1. _That historic period referred to by the prophet Isaiah in this chapter was such a day._ They had been marvellously protected from the invading Assyrian. His host had been smitten as by the blast of the Lord. When from the city walls they saw the thin relics of that grand army hasten away, then would this song of salvation be echoed through the city. When under the imperial protection of Cyrus the exiles returned to their own land, that was another day of deliverance. They rebuilt the temple and renewed the temple service. Then they sang in their own land, the land of Judah, the songs of Zion.

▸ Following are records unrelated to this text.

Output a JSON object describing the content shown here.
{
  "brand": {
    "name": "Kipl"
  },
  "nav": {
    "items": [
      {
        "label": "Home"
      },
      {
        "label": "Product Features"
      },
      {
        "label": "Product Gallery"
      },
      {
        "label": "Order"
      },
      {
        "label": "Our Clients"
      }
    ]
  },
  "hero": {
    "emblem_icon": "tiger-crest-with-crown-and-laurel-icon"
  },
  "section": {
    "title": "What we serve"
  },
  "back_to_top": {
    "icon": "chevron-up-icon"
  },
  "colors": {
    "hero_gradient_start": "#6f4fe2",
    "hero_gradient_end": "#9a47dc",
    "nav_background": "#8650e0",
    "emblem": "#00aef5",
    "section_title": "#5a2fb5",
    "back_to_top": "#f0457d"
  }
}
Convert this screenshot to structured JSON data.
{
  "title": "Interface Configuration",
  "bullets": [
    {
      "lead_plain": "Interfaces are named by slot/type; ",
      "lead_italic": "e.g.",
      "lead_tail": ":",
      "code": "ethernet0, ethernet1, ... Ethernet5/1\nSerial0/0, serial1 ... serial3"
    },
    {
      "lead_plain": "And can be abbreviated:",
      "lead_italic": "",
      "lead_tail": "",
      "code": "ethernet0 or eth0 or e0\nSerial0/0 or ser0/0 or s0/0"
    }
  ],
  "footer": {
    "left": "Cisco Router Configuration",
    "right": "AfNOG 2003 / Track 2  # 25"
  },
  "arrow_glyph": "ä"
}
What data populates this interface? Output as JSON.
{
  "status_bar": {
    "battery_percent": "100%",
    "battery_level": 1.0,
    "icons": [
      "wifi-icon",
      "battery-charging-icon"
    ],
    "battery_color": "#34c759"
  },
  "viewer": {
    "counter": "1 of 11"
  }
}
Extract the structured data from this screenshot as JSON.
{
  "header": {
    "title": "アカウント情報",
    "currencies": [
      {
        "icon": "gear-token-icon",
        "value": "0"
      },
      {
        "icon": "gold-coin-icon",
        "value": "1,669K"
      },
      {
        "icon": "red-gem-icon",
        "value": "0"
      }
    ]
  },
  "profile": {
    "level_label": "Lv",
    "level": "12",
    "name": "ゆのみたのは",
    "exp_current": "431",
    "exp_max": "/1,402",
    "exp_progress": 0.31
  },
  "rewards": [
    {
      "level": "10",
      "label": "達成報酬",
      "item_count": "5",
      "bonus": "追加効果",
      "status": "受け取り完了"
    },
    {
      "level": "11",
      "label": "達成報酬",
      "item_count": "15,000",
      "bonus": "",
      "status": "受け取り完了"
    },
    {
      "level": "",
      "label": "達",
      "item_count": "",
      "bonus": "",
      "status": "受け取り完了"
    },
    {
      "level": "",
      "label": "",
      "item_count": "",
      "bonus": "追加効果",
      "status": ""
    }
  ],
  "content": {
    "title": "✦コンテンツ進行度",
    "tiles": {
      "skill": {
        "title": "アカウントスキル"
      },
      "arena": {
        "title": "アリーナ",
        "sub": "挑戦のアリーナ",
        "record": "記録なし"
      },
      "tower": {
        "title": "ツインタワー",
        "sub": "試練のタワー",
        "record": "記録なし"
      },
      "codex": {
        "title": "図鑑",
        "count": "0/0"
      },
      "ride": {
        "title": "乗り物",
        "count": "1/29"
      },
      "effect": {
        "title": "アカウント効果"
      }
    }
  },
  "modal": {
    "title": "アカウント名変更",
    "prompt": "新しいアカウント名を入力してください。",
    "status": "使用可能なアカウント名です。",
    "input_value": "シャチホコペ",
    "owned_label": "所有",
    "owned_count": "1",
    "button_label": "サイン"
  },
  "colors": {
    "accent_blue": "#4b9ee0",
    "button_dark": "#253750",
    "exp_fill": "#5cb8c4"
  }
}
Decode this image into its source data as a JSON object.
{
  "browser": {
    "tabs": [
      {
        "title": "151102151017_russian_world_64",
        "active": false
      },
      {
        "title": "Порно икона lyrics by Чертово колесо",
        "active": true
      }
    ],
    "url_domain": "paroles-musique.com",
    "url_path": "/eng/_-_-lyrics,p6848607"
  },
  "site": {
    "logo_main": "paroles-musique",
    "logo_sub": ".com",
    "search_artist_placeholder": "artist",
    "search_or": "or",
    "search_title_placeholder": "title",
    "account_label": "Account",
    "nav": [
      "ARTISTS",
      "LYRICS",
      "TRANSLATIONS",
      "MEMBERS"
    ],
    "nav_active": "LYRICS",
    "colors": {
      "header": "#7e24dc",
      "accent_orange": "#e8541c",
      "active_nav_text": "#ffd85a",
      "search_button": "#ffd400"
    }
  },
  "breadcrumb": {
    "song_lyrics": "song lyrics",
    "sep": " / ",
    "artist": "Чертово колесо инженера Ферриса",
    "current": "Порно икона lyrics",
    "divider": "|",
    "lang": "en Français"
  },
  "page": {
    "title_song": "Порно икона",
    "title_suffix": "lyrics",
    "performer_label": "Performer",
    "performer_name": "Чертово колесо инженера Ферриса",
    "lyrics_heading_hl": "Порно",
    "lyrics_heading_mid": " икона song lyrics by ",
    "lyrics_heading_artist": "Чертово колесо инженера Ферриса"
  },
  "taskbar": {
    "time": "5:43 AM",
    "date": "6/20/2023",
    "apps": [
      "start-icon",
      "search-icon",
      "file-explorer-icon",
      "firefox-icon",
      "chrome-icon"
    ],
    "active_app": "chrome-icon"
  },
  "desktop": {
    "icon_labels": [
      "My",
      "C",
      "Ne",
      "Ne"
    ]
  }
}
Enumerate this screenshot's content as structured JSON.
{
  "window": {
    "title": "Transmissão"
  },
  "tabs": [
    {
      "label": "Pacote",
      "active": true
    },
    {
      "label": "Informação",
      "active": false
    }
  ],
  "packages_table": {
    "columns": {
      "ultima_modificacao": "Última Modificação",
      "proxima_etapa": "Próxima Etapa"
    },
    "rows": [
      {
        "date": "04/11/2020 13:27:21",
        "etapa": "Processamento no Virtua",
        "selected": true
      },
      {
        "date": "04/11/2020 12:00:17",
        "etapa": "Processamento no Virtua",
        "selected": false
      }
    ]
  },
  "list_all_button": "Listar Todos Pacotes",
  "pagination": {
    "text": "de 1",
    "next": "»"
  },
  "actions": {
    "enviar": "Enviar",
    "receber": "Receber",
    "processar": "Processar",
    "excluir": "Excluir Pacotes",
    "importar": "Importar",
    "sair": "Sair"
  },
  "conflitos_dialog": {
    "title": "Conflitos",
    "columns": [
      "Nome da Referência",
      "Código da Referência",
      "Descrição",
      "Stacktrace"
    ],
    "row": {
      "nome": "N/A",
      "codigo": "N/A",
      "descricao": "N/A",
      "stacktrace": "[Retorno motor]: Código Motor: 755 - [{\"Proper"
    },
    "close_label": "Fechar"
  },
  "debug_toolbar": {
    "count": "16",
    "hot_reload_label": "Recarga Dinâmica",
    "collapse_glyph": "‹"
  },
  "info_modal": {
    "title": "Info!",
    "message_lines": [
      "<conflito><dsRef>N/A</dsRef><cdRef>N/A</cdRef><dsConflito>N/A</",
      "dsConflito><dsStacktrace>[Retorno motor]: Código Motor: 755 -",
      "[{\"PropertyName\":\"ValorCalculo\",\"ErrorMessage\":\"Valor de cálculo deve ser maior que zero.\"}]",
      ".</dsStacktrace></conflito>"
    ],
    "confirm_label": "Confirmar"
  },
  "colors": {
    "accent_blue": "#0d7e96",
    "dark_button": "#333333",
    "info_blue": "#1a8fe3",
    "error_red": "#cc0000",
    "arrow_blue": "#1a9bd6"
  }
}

2. _But the first great event in their history,_ the birthday of their nation, their deliverance from Egyptian bondage, was specially memorable as "that day." And in every subsequent national deliverance from the times of the Judges, all through the splendid leadership of David and the heroic days of the Maccabean brothers, that first deliverance seemed to be renewed, and the old song from the Red Sea shore was again chanted (Ex. xv. 6).
3. _In the infant days of the Primitive Church,_ meeting then in the upper room in Jerusalem, when its two leaders, Peter and John, were seized and confronted with "their rulers, and elders, and scribes," and sternly threatened "not to speak at all or teach in the name of Jesus." That was a day of deliverance. Then was seen how gloriously transformed were these two Galilean fishermen under the inspiration of the Kingdom of Christ, how sublimely fit they were to lead the forlorn hope of the Church through the breach of Judaism and heathenism on to the conquest of the world. See Acts iv. 19, 20, 23, 24. How deeply and rapturously impressed was that little church with the conviction that the power of Him who had made heaven and earth was then resting on their own chiefs, and making them bold to speak _"His name."_ They shook the very walls of the room with the volume of their song: "We have a strong city; salvation will God appoint for walls and bulwarks."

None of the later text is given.